E falando sobre seguir os colegas agora vou contar um pouco de como de fato aprendi bhangra. Tive vários professores e professoras, do dono da empresa aos colegas bailarinos. Mas Mohamed foi sem duvida o melhor de todos. Cada professor tinha seus passos favoritos e seu jeitinho de usar. Num geral, eles colocavam uma musica e dançavam e nós copiávamos, eles normalmente seguiam a música então quando percebia que a musica ia mudar era só se preparar que o passo também mudaria, só faltava saber qual passo seria. Quando o passo era muito difícil nós solicitávamos que eles parassem a musica e mostrassem o passo devagar para que pudéssemos entender. Mohamed também usava bastante essa técnica, mas quase sempre ele levava um integrante do grupo dele (de meninos, normalmente eles faziam algumas coreografias especiais e depois serviam de “corpo de baile” para os solistas), assim ele conseguia ficar nos observando e corrigindo, o que ajudava muito. Foi ele também que me ensinou a dançar de casal interpretando a musica (mesmo sem saber o que dizia a música). Quando o grupo de meninas estrangeiras já estava mais cheio ele também nos ensinou vários passos para fazer em grupo e em duplas, coisa que lá não consegui usar pois não havia coreografia e nem fluência do grupo todo para fazer de improviso, mas guardei esse conhecimento com muito carinho para usa-lo aqui no Brasil. E foi depois de muitos ensaio, quando todas estávamos já com boa fluência em vários passos que descobri como eles conseguiam dançar igual sem coreografar. Havia um líder, o integrante da primeira fila mais à esquerda (direita de quem assiste) na cena era o líder, ele escolhia os passos e os outros o seguiam, descobri isso quando um dia Mohamed me puxou do fundão, onde eu sempre ficava, para essa posição e disse “-agora dança, e vocês seguem ela”, hoje me parece óbvio, mas durante os shows nunca percebi isso.

Nesse modo de ensinar o processo de aprendizagem não é fácil, precisamos perceber e interiorizar as músicas para só então conseguir dançar.

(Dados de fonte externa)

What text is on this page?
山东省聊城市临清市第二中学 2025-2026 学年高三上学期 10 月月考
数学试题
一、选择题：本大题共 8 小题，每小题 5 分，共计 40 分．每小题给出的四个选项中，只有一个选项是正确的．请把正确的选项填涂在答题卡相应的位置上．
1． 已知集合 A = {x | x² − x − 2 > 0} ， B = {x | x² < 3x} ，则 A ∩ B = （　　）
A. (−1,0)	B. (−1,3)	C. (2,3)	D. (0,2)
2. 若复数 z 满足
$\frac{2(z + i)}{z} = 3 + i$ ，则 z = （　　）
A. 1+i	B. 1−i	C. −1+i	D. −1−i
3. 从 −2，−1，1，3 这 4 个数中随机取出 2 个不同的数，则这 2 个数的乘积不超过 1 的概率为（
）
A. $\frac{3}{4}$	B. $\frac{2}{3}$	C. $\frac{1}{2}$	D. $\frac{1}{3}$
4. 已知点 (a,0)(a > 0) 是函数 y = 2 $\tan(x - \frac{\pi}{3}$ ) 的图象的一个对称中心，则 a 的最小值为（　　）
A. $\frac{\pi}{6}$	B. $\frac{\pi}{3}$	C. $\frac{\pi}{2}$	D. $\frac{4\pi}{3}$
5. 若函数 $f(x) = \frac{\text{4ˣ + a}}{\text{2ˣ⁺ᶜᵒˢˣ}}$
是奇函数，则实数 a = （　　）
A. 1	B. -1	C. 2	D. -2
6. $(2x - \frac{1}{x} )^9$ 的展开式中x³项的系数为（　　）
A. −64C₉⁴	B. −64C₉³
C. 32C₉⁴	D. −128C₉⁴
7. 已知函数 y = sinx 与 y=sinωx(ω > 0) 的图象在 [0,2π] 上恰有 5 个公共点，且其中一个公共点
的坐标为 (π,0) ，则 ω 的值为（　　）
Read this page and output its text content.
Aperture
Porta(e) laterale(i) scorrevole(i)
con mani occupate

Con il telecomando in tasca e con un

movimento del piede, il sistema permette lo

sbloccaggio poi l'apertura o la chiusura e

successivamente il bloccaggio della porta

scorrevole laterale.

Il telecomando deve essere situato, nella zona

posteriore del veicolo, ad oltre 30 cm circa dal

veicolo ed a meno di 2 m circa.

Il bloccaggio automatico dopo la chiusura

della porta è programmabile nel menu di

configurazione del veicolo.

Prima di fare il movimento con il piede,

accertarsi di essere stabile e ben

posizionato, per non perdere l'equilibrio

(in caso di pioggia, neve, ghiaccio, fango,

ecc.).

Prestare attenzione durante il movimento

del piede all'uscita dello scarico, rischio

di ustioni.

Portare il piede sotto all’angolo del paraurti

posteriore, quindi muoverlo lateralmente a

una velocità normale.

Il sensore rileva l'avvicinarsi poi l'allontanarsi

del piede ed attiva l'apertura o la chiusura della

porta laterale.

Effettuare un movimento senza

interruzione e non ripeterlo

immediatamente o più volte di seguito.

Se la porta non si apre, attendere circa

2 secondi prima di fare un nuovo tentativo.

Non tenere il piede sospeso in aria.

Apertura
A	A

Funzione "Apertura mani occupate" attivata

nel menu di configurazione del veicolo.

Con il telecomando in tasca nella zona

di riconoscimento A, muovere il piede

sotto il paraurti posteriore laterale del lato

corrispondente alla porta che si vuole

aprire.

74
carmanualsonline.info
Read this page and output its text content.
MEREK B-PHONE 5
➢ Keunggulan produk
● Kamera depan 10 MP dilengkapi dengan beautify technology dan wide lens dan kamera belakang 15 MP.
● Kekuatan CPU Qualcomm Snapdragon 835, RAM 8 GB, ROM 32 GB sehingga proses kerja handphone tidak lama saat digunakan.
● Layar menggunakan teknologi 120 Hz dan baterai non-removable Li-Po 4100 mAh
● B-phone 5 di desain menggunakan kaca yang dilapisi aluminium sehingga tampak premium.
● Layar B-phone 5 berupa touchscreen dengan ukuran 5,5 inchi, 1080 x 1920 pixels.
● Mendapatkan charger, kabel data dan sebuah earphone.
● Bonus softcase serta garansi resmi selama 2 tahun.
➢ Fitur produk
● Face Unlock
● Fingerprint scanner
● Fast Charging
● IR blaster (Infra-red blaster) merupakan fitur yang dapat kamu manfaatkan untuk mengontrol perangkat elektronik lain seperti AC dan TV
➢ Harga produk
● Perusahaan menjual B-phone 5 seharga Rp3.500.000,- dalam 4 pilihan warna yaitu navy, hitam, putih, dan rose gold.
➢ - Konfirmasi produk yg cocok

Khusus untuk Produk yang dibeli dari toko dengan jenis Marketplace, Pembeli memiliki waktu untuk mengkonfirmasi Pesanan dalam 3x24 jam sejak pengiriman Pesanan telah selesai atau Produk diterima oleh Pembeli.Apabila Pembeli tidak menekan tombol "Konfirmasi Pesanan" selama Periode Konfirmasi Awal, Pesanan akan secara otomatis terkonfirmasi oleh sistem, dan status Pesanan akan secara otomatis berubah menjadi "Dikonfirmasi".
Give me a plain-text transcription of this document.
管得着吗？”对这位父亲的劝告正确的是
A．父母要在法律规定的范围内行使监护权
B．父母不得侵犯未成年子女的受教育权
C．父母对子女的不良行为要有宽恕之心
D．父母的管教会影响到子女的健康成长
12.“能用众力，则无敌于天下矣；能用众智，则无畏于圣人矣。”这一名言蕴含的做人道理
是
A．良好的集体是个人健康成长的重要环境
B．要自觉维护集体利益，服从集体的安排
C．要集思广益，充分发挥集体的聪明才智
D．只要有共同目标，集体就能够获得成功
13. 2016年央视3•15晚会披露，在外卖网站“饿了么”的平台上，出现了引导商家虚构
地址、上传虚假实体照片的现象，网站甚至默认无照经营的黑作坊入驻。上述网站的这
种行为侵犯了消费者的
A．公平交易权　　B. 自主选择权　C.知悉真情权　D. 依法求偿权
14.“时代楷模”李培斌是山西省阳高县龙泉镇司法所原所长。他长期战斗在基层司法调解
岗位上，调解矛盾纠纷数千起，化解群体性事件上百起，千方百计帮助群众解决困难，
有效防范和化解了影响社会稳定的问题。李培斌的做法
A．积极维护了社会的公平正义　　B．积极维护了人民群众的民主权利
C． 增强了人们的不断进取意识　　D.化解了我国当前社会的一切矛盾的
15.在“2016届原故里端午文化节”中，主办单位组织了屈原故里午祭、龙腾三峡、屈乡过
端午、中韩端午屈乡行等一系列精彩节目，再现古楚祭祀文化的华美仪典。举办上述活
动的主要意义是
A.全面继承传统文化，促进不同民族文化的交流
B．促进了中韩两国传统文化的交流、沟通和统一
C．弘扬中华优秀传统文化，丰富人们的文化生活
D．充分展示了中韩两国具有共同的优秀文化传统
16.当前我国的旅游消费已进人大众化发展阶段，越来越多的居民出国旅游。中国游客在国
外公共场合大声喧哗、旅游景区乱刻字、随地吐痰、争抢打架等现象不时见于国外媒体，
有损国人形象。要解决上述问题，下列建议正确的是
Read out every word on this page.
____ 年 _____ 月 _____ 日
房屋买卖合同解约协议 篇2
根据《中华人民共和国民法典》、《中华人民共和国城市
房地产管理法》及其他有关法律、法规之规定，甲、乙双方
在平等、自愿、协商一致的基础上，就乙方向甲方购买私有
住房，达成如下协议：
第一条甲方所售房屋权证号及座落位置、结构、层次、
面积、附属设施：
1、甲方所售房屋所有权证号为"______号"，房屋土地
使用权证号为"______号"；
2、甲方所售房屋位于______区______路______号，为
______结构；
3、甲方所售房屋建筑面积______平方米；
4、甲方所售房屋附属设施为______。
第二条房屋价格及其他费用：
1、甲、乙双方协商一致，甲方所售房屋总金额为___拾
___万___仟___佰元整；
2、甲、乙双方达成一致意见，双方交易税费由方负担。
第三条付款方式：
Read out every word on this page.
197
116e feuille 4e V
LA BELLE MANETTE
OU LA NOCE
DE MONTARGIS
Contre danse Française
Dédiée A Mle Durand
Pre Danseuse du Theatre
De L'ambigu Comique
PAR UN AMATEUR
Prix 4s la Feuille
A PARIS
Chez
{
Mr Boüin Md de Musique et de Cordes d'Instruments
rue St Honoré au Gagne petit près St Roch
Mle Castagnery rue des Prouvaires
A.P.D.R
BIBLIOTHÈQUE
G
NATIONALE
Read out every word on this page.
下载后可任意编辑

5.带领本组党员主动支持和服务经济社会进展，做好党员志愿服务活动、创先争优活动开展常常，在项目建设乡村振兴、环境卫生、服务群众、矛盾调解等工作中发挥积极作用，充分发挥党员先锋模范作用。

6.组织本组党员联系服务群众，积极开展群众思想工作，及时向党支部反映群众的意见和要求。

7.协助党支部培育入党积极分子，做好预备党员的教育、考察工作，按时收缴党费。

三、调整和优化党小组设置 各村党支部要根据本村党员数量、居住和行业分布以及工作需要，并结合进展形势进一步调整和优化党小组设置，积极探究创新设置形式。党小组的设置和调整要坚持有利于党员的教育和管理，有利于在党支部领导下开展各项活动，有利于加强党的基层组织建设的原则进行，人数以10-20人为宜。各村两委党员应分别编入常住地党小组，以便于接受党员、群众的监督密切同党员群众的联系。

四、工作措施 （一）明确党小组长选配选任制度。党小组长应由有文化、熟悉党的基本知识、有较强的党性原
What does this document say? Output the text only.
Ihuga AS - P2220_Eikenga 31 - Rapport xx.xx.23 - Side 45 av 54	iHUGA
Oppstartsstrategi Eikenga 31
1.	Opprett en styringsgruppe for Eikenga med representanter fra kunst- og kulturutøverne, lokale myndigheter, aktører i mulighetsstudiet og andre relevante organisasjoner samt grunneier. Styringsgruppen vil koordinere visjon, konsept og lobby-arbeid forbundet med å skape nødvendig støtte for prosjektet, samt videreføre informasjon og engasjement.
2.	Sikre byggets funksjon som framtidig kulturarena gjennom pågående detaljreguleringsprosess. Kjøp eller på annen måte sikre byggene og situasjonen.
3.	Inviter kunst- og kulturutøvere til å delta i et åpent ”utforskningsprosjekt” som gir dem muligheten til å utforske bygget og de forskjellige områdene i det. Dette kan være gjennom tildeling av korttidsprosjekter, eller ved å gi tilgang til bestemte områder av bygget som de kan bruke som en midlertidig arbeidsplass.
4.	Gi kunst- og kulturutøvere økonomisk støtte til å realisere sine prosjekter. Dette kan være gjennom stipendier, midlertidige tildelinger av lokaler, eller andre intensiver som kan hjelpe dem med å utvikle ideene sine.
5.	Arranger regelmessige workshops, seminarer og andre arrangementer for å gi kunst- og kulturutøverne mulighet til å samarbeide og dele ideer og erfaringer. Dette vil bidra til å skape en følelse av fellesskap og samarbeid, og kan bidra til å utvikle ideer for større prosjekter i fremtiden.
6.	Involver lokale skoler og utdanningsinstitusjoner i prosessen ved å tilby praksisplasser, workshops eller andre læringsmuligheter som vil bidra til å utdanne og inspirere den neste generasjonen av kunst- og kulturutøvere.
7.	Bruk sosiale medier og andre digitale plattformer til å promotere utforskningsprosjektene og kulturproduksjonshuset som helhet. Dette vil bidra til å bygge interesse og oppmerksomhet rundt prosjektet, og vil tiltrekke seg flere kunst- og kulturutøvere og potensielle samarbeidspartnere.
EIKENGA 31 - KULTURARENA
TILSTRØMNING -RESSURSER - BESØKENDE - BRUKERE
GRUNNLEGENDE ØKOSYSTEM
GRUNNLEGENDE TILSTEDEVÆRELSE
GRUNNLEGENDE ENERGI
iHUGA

A qualidade dos movimentos também leva mais tempo e o aluno sofre bastante durante todo o processo, mas no fim desenvolvemos uma fluência tão grande que a improvisação é natural, percebi isso preparando minhas aulas e workshops já no Brasil, meses sem dançar bhangra mas para o meu corpo foi como se nunca tivesse parado… Obrigada Mohamed e todos os outros que doaram seu tempo para me ensinar essa dança que eu amo tanto.